Uma ordem imaginada só pode ser mudada, se, primeiramente, as pessoas passarem a acreditar na possibilidade de criar uma ordem social alternativa. Um dos postulados da teoria construcionista crítica é sustentar que toda realidade social, por mais densa ontologicamente que seja, por mais sólida que seja, pode ser revogada, muito embora reconheça que o instituído, tendo se estabelecido, passa a existir concretamente, fazendo valer seus imperativos, de modo que “a realidade construída perdura, torna-se instituição, estrutura, moldagem, não sendo o caso de pensá-la como de fácil demolição” (Filho, 2017, p. 38). O que uma teoria construcionista crítica sustenta é, em suma, o seguinte:


A realidade social existente (incluindo as dimensões imaginárias, simbólicas e subjetivas) é uma construção que decorre das práticas dos indivíduos, grupos, classes sociais, instituições, etc. em sua contínua atuação nos vários espaços em que se distribuem nas diferentes sociedades e épocas. ( grifo meu, Filho, ibid., p. 31-32).



O construcionismo crítico mantém que nossas lutas e disputas fazem parte da constituição do tecido histórico, mas essa constituição da história não segue um plano racional. Em grande medida, as construções sociais e seus resultados são involuntários e imprevisíveis. O mundo social é permeado de instituições que não foram racionalmente concebidas ou conscientemente planejadas. Como bem disse Cioran (2011, p. 100), “ninguém quer aceitar que a história se desenvolveu sem nenhum motivo, independentemente de uma direção determinada, de um objetivo”.
Cuidando esclarecida a tese central da teoria construcionista crítica, lançarei olhares sobre a questão que consiste em determinar em que medida o niilismo constitui um horizonte histórico-epistêmico à luz do qual se tornou possível o desenvolvimento de uma teoria ou de um conjunto de reflexões sociológicas, filosóficas que põem a descoberto o caráter ficcional, artificial, imaginário da realidade social.

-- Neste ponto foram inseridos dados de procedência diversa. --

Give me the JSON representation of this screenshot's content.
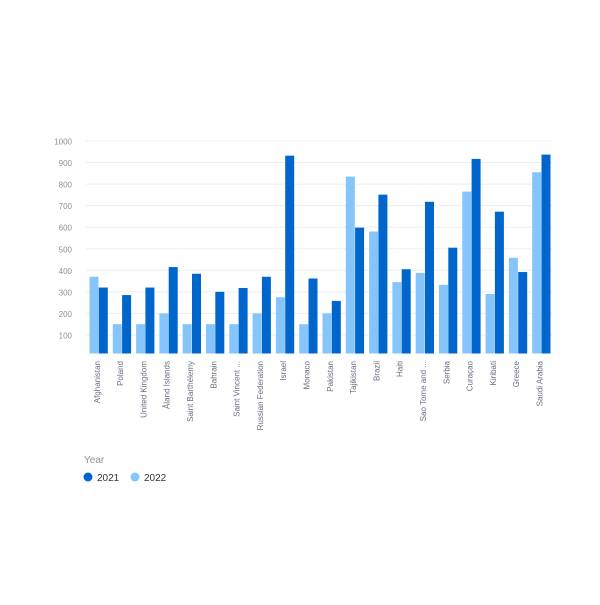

2. O niilismo como categoria crítica social


Consoante ensina Volpi (ibid., p. 8), “o niilismo constitui (...) uma situação de desnorteamento provocado pela falta de referências tradicionais, ou seja, dos valores e ideais que representavam uma resposta aos porquês, e como tais, iluminavam a caminhada humana”.
A modernidade do século XIX se caracterizou pela atuação de sujeitos sociais que questionavam explicitamente valores e instituições sociais vigentes até então de um modo tal considerado por eles revolucionário. O niilismo, a partir da década de 1860, antes mesmo de sua teorização por Nietzsche, era relativamente difundido pela Europa e referia-se a correntes socialistas revolucionárias atuantes na Rússia czarista. Os questionamentos levantados pelos segmentos sociais que se opunham a estes grupos socialistas eram muito próximos daqueles levantados posteriormente pelos filósofos: é desejável romper com instituições consideradas até então legítimas? Mais do que isso: é possível que o mundo social sobreviva sem elas, sem que tornemos a viver em um estado de barbárie? A essas questões que acenavam com o receio e a angústia em face de um futuro catastrófico, acresce-se a dúvida acerca da possibilidade de os novos valores e instituições que esses revolucionários pretendiam criar fornecerem um sentido sólido para o mundo. O niilismo, nesse contexto histórico, congrega uma série de propostas ativas, anseios, atitudes destinadas ao rompimento com os valores, as instituições e sentidos pré-existentes na sociedade. O niilismo na Rússia da segunda metade do século XIX desenvolveu-se no imaginário popular por força das ações de jovens estudantes socialistas, que atuavam nas grandes cidades do país, como São Petersburgo, Moscou e Novgorod. A intenção deles era organizar a população camponesa para o levante revolucionário contra o Estado czarista. As classes dirigentes da sociedade pressentiam nesses movimentos subversivos o risco do Nada, de que é prenhe todo niilismo: a ausência de toda ordem social.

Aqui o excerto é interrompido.